Special relationship between the “leading car” and the “following car”

Vos v Hawkswell & Anor [2010] QCA 92


I refer to my earlier posting regarding the primary findings on fact and the rationale for it by his Honour Searles DCJ.

The appeal principally centred on accepting the factual and credit findings of his Honour Searles DCJ and then applying Rains v Frost Enterprises Pty Ltd [1975] Qd R 28:   

“…as to the special duty and relationship between the “leading car” and the “following car”, particularly in the circumstances of, and given the conduct and actions of the drivers prior to the collision”

His Honour Muir JA delivered the leading judgment with whom their Honours Holmes JA and Atkinson J concurred.

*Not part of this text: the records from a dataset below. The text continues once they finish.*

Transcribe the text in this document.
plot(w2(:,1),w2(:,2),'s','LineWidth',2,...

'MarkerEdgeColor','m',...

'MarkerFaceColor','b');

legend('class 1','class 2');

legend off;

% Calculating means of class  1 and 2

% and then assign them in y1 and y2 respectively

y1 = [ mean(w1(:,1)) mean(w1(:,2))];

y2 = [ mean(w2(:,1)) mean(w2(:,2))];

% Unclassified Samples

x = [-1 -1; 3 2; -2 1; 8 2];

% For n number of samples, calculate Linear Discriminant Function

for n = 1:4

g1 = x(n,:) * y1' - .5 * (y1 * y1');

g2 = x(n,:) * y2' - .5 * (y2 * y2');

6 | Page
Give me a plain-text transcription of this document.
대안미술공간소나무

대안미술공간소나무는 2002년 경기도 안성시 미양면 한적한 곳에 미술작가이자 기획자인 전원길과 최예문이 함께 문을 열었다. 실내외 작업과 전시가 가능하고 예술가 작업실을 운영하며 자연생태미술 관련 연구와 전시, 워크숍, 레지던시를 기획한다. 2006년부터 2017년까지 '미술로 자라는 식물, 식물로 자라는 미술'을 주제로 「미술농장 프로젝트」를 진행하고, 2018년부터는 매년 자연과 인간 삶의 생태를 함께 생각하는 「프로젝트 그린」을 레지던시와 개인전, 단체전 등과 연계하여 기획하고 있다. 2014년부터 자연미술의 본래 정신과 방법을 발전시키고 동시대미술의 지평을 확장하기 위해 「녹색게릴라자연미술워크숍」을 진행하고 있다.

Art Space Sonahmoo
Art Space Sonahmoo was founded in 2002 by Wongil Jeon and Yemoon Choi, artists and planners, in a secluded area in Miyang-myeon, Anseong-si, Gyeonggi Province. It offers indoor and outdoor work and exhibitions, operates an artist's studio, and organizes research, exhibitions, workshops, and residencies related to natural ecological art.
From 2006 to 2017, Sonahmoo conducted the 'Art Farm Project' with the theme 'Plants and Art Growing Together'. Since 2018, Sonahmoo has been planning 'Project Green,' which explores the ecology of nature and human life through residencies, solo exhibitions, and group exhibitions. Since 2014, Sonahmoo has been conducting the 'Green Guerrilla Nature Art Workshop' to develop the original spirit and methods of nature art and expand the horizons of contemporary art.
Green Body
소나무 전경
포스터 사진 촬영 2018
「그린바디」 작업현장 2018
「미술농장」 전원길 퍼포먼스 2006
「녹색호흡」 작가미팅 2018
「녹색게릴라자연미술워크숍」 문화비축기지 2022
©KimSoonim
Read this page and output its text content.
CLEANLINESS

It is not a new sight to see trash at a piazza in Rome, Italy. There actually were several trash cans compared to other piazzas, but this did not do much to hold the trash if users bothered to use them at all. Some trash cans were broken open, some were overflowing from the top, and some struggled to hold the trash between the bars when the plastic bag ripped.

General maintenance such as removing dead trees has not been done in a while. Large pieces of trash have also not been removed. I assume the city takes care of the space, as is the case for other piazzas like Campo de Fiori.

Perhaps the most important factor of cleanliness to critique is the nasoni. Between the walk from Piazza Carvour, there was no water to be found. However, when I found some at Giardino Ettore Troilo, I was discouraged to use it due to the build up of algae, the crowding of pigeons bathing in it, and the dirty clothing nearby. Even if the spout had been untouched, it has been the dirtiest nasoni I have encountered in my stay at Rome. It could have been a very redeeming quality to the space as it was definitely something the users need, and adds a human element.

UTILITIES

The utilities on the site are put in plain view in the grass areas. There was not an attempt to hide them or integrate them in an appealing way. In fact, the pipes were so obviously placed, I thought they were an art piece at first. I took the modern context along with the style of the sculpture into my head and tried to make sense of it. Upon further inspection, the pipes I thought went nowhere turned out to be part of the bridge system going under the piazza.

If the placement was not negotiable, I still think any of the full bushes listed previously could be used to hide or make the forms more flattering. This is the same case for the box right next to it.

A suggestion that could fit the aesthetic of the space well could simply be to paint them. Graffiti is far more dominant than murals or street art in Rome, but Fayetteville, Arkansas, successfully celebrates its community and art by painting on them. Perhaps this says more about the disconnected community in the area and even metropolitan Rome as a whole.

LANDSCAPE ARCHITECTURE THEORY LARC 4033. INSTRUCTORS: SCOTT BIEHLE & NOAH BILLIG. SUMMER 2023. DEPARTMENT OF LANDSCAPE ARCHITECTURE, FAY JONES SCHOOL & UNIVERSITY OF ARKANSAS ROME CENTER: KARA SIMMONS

His Honour Muir JA stated the role of an appellate court:


In considering the challenge to the primary judge’s findings of fact, this Court is obliged “to conduct a real review of the trial and … of [the] judge’s reasons”.4 The task of appellate courts is that of “weighing conflicting evidence and drawing [their] own inferences and conclusions, though [they] should always bear in mind that [they have] neither seen nor heard the witnesses, and should make due allowance in this respect”.5


In this process, the appellate court must have “respect for the advantages of trial judges, and especially where their decisions might be affected by their impression about the credibility of witnesses whom the trial judge sees but the appellate court does not”.6


This was very much a case in which the primary judge’s central conclusions were shaped by his impressions of the truthfulness and reliability of the witnesses. Counsel for the appellant failed to demonstrate that the findings of the primary judge under challenge were “glaringly improbable”, “contrary to compelling inferences” or that the primary judge otherwise failed to make use of his advantage of seeing the witnesses. In my respectful opinion, the contrary is the case. The evidence of Ms Pujolas, in particular, was unshaken by cross-examination and the substance of her account supported the substance of the respondent’s account of what happened. There was nothing inherently improbable about that account and it was an unlikely story to fabricate. The challenge to the primary judge’s acceptance of the evidence of the respondent and Ms Pujolas thus fails.

As to the special relationship between and leading car and following car, his Honour dismissed the formulation of the appellant’s counsel:


Counsel for the appellant made much of the discussion of authorities by Dunn J in Rains v Frost Enterprises Pty Ltd10 concerning the “special relationship” between the “leading car” and the “following car”: the latter normally being in a better position than the former to observe and avoid creating a hazardous situation. The “special relationship” referred to by Dunn J was that between two cars “on a quite long straight stretch of road, in conditions of good visibility”. His Honour’s discussion does not suggest that the driver of the following car is inevitably liable should his vehicle collide with the vehicle in front. There is no such principle. Liability must be determined by reference to the particular facts of each case.11

4 Fox v Percy (2003) 214 CLR 118 at 126.

5 Fox v Percy (supra) at 127, citing Dearman v Dearman (1908) 7 CLR 54 at 564.

6 Fox v Percy (supra) at 127.  

10 [1975] Qd R 287 at 294, 295.

11 Clark v Hall and Anor [2006] QSC 274 at [23].  

Accordingly, the appeal was dismissed.